Il comunicato della società organizzatrice dell’Expo 2015, appena conclusa la visita a Milano del premier Matteo Renzi, è chiaro ai limiti della spietatezza. Almeno così lo legge lo “spillista” del Sussidiario: forse con qualche consapevole, magari colpevole forzatura, ma come sempre a sforzo di comprensione di quanto accade. Che raramente può assomigliare alla trama di un film d’antan: in cui i “buoni” (per definizione) arrivano in tempo per cacciare i “cattivi” (quelli di sempre) e garantire l’happy ending.

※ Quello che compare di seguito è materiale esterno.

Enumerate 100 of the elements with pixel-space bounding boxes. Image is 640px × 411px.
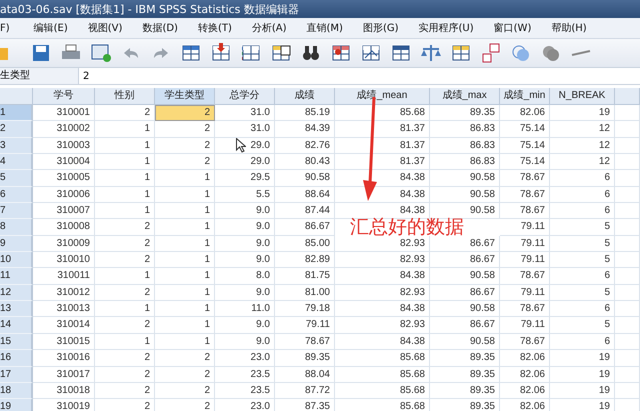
table-cell: 89.35 — [430, 105, 500, 122]
table-cell — [615, 105, 640, 122]
row-number[interactable]: 14 — [0, 317, 33, 334]
table-cell: 84.39 — [275, 121, 335, 138]
row-number[interactable]: 15 — [0, 334, 33, 350]
table-cell: 2 — [95, 236, 155, 252]
table-cell: 89.35 — [430, 382, 500, 400]
annotation-text: 汇总好的数据 — [350, 220, 464, 236]
chart-table-icon[interactable] — [360, 43, 382, 63]
table-cell: 90.58 — [275, 170, 335, 187]
column-header[interactable]: N_BREAK — [550, 88, 615, 105]
table-cell: 79.18 — [275, 301, 335, 318]
table-cell: 31.0 — [215, 121, 275, 138]
table-cell: 310005 — [33, 170, 95, 187]
row-number[interactable]: 6 — [0, 186, 33, 204]
row-number[interactable]: 13 — [0, 301, 33, 318]
row-number[interactable]: 1 — [0, 105, 33, 122]
grid-icon[interactable] — [390, 43, 412, 63]
row-number[interactable]: 11 — [0, 268, 33, 285]
table-cell: 78.67 — [500, 186, 550, 204]
menu-item[interactable]: 转换(T) — [188, 21, 242, 35]
menu-item[interactable]: 图形(G) — [352, 21, 409, 35]
table-cell: 1 — [95, 154, 155, 170]
column-header[interactable]: 成绩_max — [430, 88, 500, 105]
table-cell: 5 — [550, 284, 615, 302]
menu-item[interactable]: 分析(A) — [242, 21, 297, 35]
table-cell: 85.68 — [335, 366, 430, 383]
row-number[interactable]: 8 — [0, 219, 33, 236]
filled-circles-icon[interactable] — [540, 43, 562, 63]
row-number[interactable]: 10 — [0, 252, 33, 268]
menu-item[interactable]: 编辑(E) — [24, 21, 78, 35]
table-cell: 19 — [550, 366, 615, 383]
table-cell: 29.5 — [215, 170, 275, 187]
binoculars-icon[interactable] — [300, 43, 322, 63]
menu-item[interactable]: 直销(M) — [296, 21, 353, 35]
column-header[interactable]: 学生类型 — [155, 88, 215, 105]
dialog-icon[interactable] — [90, 43, 112, 63]
row-number[interactable]: 9 — [0, 236, 33, 252]
table-cell — [615, 138, 640, 154]
table-cell: 11.0 — [215, 301, 275, 318]
table-cell: 2 — [155, 154, 215, 170]
table-cell: 1 — [155, 186, 215, 204]
row-number[interactable]: 18 — [0, 382, 33, 400]
table-cell: 1 — [95, 121, 155, 138]
table-cell: 79.11 — [500, 236, 550, 252]
row-number[interactable]: 17 — [0, 366, 33, 383]
table-cell: 5 — [550, 317, 615, 334]
column-header[interactable]: 学号 — [33, 88, 95, 105]
column-header[interactable]: 性别 — [95, 88, 155, 105]
menu-item[interactable]: 视图(V) — [78, 21, 132, 35]
table-cell: 9.0 — [215, 317, 275, 334]
menu-item[interactable]: 窗口(W) — [484, 21, 542, 35]
row-number[interactable]: 2 — [0, 121, 33, 138]
column-header[interactable]: 成绩_min — [500, 88, 550, 105]
circles-icon[interactable] — [510, 43, 532, 63]
table-cell: 85.68 — [335, 105, 430, 122]
table-cell: 6 — [550, 170, 615, 187]
scale-icon[interactable] — [420, 43, 442, 63]
table-cell: 82.76 — [275, 138, 335, 154]
cell-value-field[interactable]: 2 — [79, 70, 90, 82]
table-cell: 310004 — [33, 154, 95, 170]
table-cell: 9.0 — [215, 203, 275, 220]
insert-row-icon[interactable] — [210, 43, 232, 63]
table-cell: 1 — [95, 301, 155, 318]
column-header[interactable]: 总学分 — [215, 88, 275, 105]
table-cell: 9.0 — [215, 284, 275, 302]
table-cell: 75.14 — [500, 154, 550, 170]
table-cell: 86.83 — [430, 138, 500, 154]
save-icon[interactable] — [30, 43, 52, 63]
table-cell: 310008 — [33, 219, 95, 236]
menu-item[interactable]: 实用程序(U) — [408, 21, 484, 35]
row-number[interactable]: 7 — [0, 203, 33, 220]
table-cell: 2 — [155, 105, 215, 122]
table-cell: 86.67 — [430, 252, 500, 268]
table-cell: 6 — [550, 301, 615, 318]
row-number[interactable]: 3 — [0, 138, 33, 154]
menu-item[interactable]: F) — [0, 22, 20, 34]
table-cell: 310006 — [33, 186, 95, 204]
menu-item[interactable]: 帮助(H) — [541, 21, 597, 35]
table-cell — [615, 350, 640, 366]
variables-icon[interactable] — [240, 43, 262, 63]
cursor-icon — [236, 138, 246, 153]
menu-item[interactable]: 数据(D) — [132, 21, 188, 35]
table-icon[interactable] — [450, 43, 472, 63]
table-icon[interactable] — [180, 43, 202, 63]
row-number[interactable]: 16 — [0, 350, 33, 366]
row-number[interactable]: 5 — [0, 170, 33, 187]
row-number[interactable]: 19 — [0, 399, 33, 411]
table-cell: 84.38 — [335, 301, 430, 318]
table-cell: 6 — [550, 334, 615, 350]
row-number[interactable]: 12 — [0, 284, 33, 302]
value-labels-icon[interactable] — [480, 43, 502, 63]
table-cell: 1 — [155, 268, 215, 285]
table-cell: 81.75 — [275, 268, 335, 285]
window-title: ata03-06.sav [数据集1] - IBM SPSS Statistics 数据编辑器 — [0, 2, 299, 16]
row-number[interactable]: 4 — [0, 154, 33, 170]
table-mu-icon[interactable] — [270, 43, 292, 63]
column-header[interactable]: 成绩 — [275, 88, 335, 105]
table-cell: 78.67 — [500, 334, 550, 350]
table-cell: 1 — [95, 203, 155, 220]
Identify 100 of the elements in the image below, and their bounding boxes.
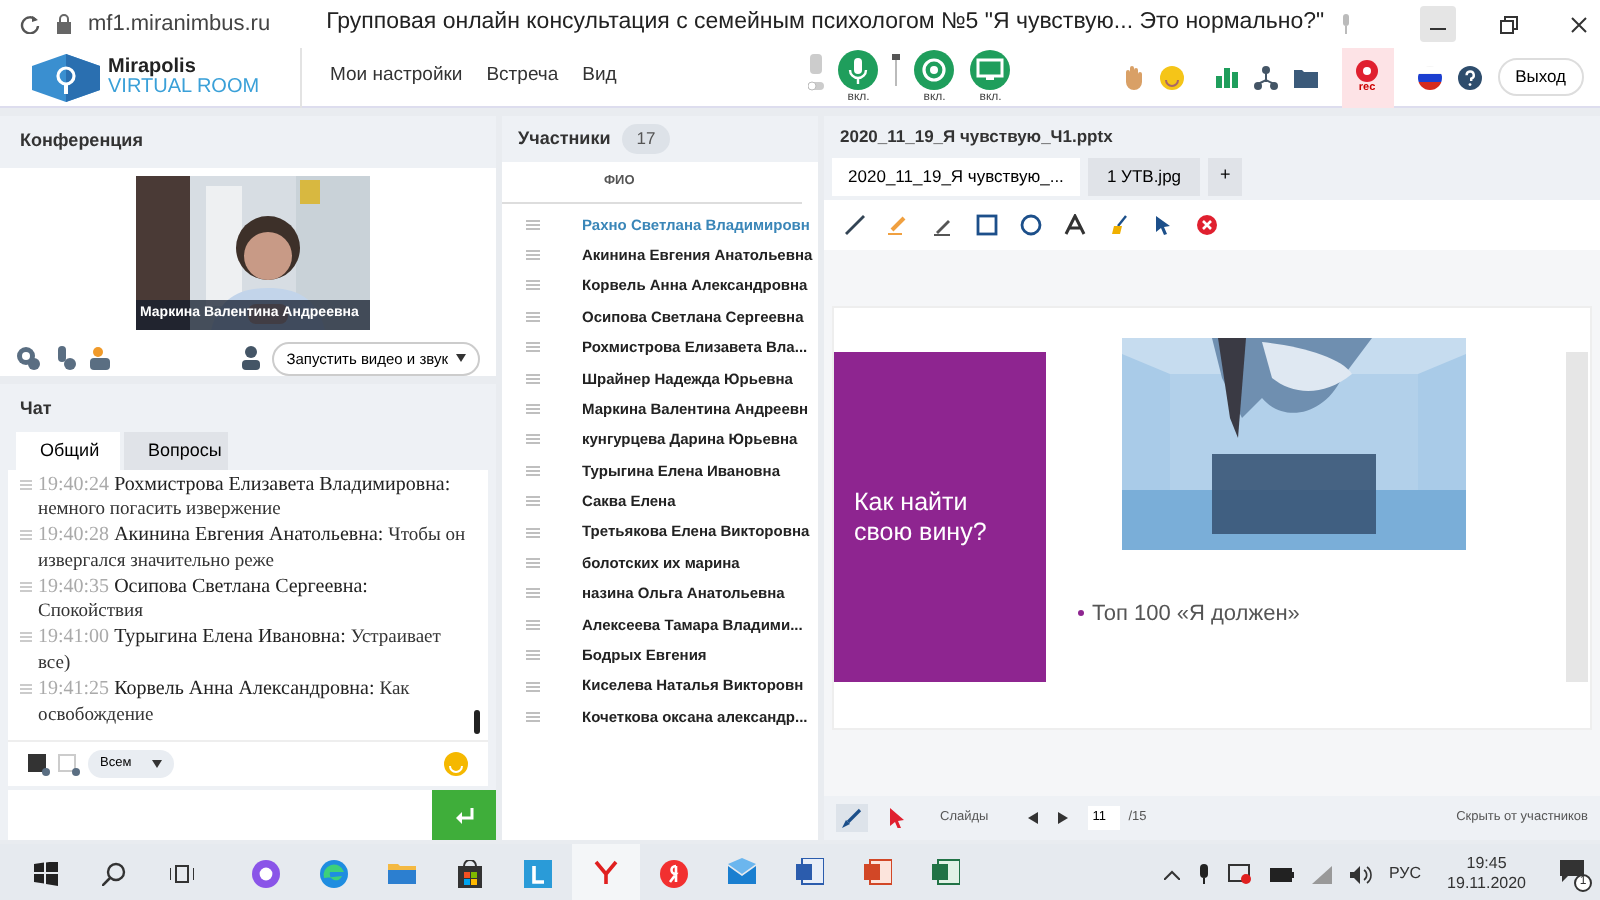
notification-icon[interactable] — [1560, 860, 1584, 882]
next-icon[interactable] — [1058, 812, 1069, 824]
webcam-user-icon[interactable] — [16, 346, 40, 371]
drag-handle-icon[interactable] — [526, 311, 540, 322]
chart-icon[interactable] — [1215, 66, 1238, 88]
letter-circle-icon[interactable] — [660, 860, 688, 888]
microphone-icon[interactable] — [1197, 864, 1210, 884]
document-icon[interactable] — [796, 858, 824, 886]
folder-icon[interactable] — [388, 860, 416, 888]
slide-bullet: Топ 100 «Я должен» — [1092, 599, 1300, 629]
document-tab[interactable]: 1 УТВ.jpg — [1088, 157, 1200, 195]
line-icon[interactable] — [844, 213, 866, 235]
chat-message: 19:40:35 Осипова Светлана Сергеевна: Спокойствия — [38, 576, 370, 624]
count-badge: 17 — [622, 124, 670, 154]
chat-tab[interactable]: Вопросы — [124, 431, 228, 470]
caret-icon — [151, 760, 162, 769]
restore-icon[interactable] — [1500, 15, 1519, 33]
menu-item[interactable]: Встреча — [486, 62, 559, 92]
previous-icon[interactable] — [1028, 812, 1039, 824]
minimize-icon[interactable] — [1420, 6, 1457, 42]
drag-handle-icon[interactable] — [526, 404, 540, 415]
chat-tab[interactable]: Общий — [16, 431, 120, 470]
chat-message: 19:41:00 Турыгина Елена Ивановна: Устраивает все) — [38, 626, 443, 676]
reload-icon[interactable] — [20, 14, 40, 34]
emoji-icon[interactable] — [1159, 65, 1184, 89]
brush-icon — [842, 808, 862, 828]
speaker-icon[interactable] — [1349, 865, 1372, 883]
scrollbar[interactable] — [474, 710, 480, 735]
panel-title: Чат — [18, 396, 54, 422]
document-tab[interactable]: 2020_11_19_Я чувствую_... — [832, 157, 1080, 195]
panel-title: Конференция — [0, 116, 496, 167]
send-button[interactable] — [432, 790, 496, 840]
folder-icon[interactable] — [1293, 67, 1318, 87]
logo-subtitle: VIRTUAL ROOM — [108, 77, 260, 97]
drag-handle-icon[interactable] — [526, 280, 540, 291]
close-icon[interactable] — [1570, 15, 1589, 33]
lock-icon — [56, 14, 72, 34]
help-icon[interactable] — [1457, 65, 1482, 89]
drag-handle-icon[interactable] — [526, 557, 540, 568]
network-icon[interactable] — [1253, 65, 1278, 89]
chevron-icon[interactable] — [1163, 869, 1180, 879]
logo-title: Mirapolis — [108, 57, 198, 77]
logo-icon — [32, 53, 100, 101]
camera-icon[interactable] — [1227, 864, 1252, 884]
clock-date[interactable]: 19.11.2020 — [1447, 874, 1526, 894]
drag-handle-icon[interactable] — [526, 650, 540, 661]
background-color-icon[interactable] — [58, 753, 80, 776]
menu-item[interactable]: Мои настройки — [330, 62, 463, 92]
search-icon[interactable] — [102, 862, 126, 886]
exit-button[interactable]: Выход — [1497, 58, 1584, 96]
drag-handle-icon[interactable] — [526, 588, 540, 599]
ring-icon[interactable] — [252, 860, 280, 888]
text-tool-icon[interactable] — [1064, 213, 1086, 235]
bag-icon[interactable] — [456, 860, 484, 888]
drag-handle-icon[interactable] — [526, 373, 540, 384]
text-color-icon[interactable] — [28, 753, 50, 776]
draw-mode-button[interactable] — [836, 804, 868, 832]
microphone-user-icon[interactable] — [52, 346, 76, 371]
drag-handle-icon[interactable] — [526, 434, 540, 445]
battery-icon[interactable] — [1269, 867, 1294, 881]
chat-message: 19:41:25 Корвель Анна Александровна: Как освобождение — [38, 678, 412, 728]
brush-icon[interactable] — [1108, 213, 1130, 235]
browser-icon[interactable] — [320, 860, 348, 888]
document-title: 2020_11_19_Я чувствую_Ч1.pptx — [824, 116, 1600, 158]
app-icon[interactable] — [524, 860, 552, 888]
flag-icon[interactable] — [1417, 65, 1442, 89]
pointer-icon[interactable] — [888, 808, 904, 828]
record-icon[interactable] — [1356, 59, 1379, 81]
slides-icon[interactable] — [864, 858, 892, 886]
drag-handle-icon[interactable] — [526, 465, 540, 476]
clear-icon[interactable] — [1196, 213, 1218, 235]
drag-handle-icon[interactable] — [526, 711, 540, 722]
menu-item[interactable]: Вид — [582, 62, 617, 92]
drag-handle-icon[interactable] — [526, 496, 540, 507]
add-tab-button[interactable]: + — [1208, 157, 1243, 195]
caret-icon — [456, 354, 466, 363]
level-icon — [892, 49, 901, 89]
circle-icon[interactable] — [1020, 213, 1042, 235]
rectangle-icon[interactable] — [976, 213, 998, 235]
browser-y-icon[interactable] — [592, 858, 620, 886]
drag-handle-icon[interactable] — [526, 219, 540, 230]
panel-title: Участники — [518, 125, 611, 152]
drag-handle-icon[interactable] — [526, 619, 540, 630]
drag-handle-icon[interactable] — [526, 342, 540, 353]
drag-handle-icon[interactable] — [526, 250, 540, 261]
user-icon[interactable] — [242, 346, 261, 371]
address-url[interactable]: mf1.miranimbus.ru — [88, 7, 271, 41]
keyboard-language[interactable]: РУС — [1389, 862, 1422, 886]
windows-icon[interactable] — [34, 862, 58, 886]
spreadsheet-icon[interactable] — [932, 858, 960, 886]
pointer-icon[interactable] — [1152, 213, 1174, 235]
user-star-icon[interactable] — [88, 346, 112, 371]
drag-handle-icon[interactable] — [526, 527, 540, 538]
mail-icon[interactable] — [728, 858, 756, 886]
task-view-icon[interactable] — [170, 862, 194, 886]
chat-message: 19:40:24 Рохмистрова Елизавета Владимировна: немного погасить извержение — [38, 474, 453, 522]
clock-time[interactable]: 19:45 — [1466, 854, 1507, 874]
drag-handle-icon[interactable] — [526, 681, 540, 692]
slide-heading: Как найти свою вину? — [854, 487, 989, 547]
toggle-icon[interactable] — [808, 49, 825, 93]
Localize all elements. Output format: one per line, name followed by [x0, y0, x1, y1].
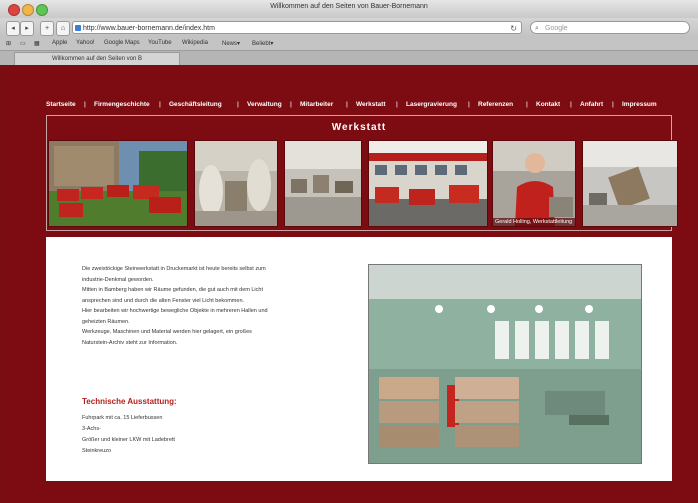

La governance dell’Expo viene radicalmente spacchettata e la società guidata con poteri commissariali da Giuseppe Sala viene super-commissariata: il tutto sotto gli occhi di tutti i lombardi presenti al tavolo (il presidente della Regione Roberto Maroni, il sindaco di Milano Giuliano Pisapia, i ministri Maurizio Lupi e Maurizio Martina). Il sistema-Milano se lo è meritato? Certamente non ha saputo governare molti processi in città e attorno all’Expo: neppure le lotte intestine dentro il Palazzo di giustizia. A Roma per vicende analoghe (ad esempio, l’organizzazione dei mondiali di nuoto) le inchieste sono arrivate dopo l’evento e sono finite in poco o nulla. Mentre dormono i dossier sulle discariche, nessun inquirente ha mostrato finora di volersi occupare della gestione-appalti di una metropoli che si candida a ospitare le Olimpiadi, ma intanto ha dovuto essere salvata dalla bancarotta con un decreto apposito e omonimo.
Ma al tavolo dell’Expo si siede ora anzitutto la capitale. Presso la presidenza del Consiglio viene istituito un “ufficio di coordinamento tecnico-amministrativo”, con compiti apparentemente burocratesi: “Curare la messa in atto dei provvedimenti necessari alla realizzazione e allo svolgimento dell’Esposizione Universale”. Nei fatti sarà questa la cabina di regia, il “commissariato” ultimo dell’Expo.
La struttura – dicono le indiscrezioni più accreditate – verrebbe guidata da Elisa Grande, uno dei vicesegretari generali della Presidenza del Consiglio: salita comunque alla ribalta come capo-dipartimento per l’editoria durante l’ultimo governo Berlusconi, quando tuttavia si vide costretta a lasciare l’incarico dopo che il suo nome era comparso in alcune intercettazioni dell’inchiesta cosiddetta P4.
A un secondo organo (l’Autorità nazionale anti-corruzione) viene invece esternalizzato l’effettivo “audit” sulle scelte operative dell’Expo: è peraltro un ente appena attivato e appena affidato a un procuratore antimafia, il napoletano Raffaele Cantone. A prescindere dal profilo di Cantone (che vanta un impegno concreto e difficile sul fronte anti-camorra), un magistrato assume quindi una funzione di “controllo esecutivo” nell’organizzazione di un’Expo il cui destino viene oggettivamente orientato da ondate successive di arresti cautelari “non condivisi” fra vari magistrati della Procura di Milano, in aperto conflitto anche in questi giorni durante il “processo” in corso davanti al Csm.
La direzione generale acquisti – occupata prima degli arresti da Angelo Paris – sarà invece pilotata da Marco Rettighieri. Un super-tecnico ferroviario di lungo corso. Il curriculum dice che arriva all’Expo dalla direzione operativa di Italferr, società di engineering delle Fs. Lì Rettighieri è comunque approdato da appena due mesi e il suo avvicendamento come direttore generale della Ltf (la società italo-francese che sta costruendo la Tav fra Torino e Lione) ha suscitato reazioni polemiche soprattutto da due senatori del Pd piemontese come Stefano Esposito e Daniele Borioli. I quali, a loro volta, si erano ritrovati al centro di altre voci polemiche: i due parlamentari avevano parlato di “sgarbo” fatto dall’amministratore delegato delle Ferrovie Mario Moretti, ex sindacalista della Cgil peraltro in uscita verso Finmeccanica nel giro di nomine deciso da Renzi.
Qualcuno – certo per eccesso di dietrologia e malizia – ha visto un po’ d’ansia da parte della sinistra piemontese sul futuro degli appalti Tav. Rettighieri – dirigente molto vicino a Moretti – a Italferr era d’altronde in parcheggio: in attesa che l’organigramma manageriale delle Fs venisse sistemato nel dopo-Moretti. Polemico con il premier sugli stipendi dei top manager pubblici – il potentissimo capo-azienda delle rotaie – ma premiato il mese scorso con la poltrona pubblica forse più strategica e ambita assieme a quella dell’Eni.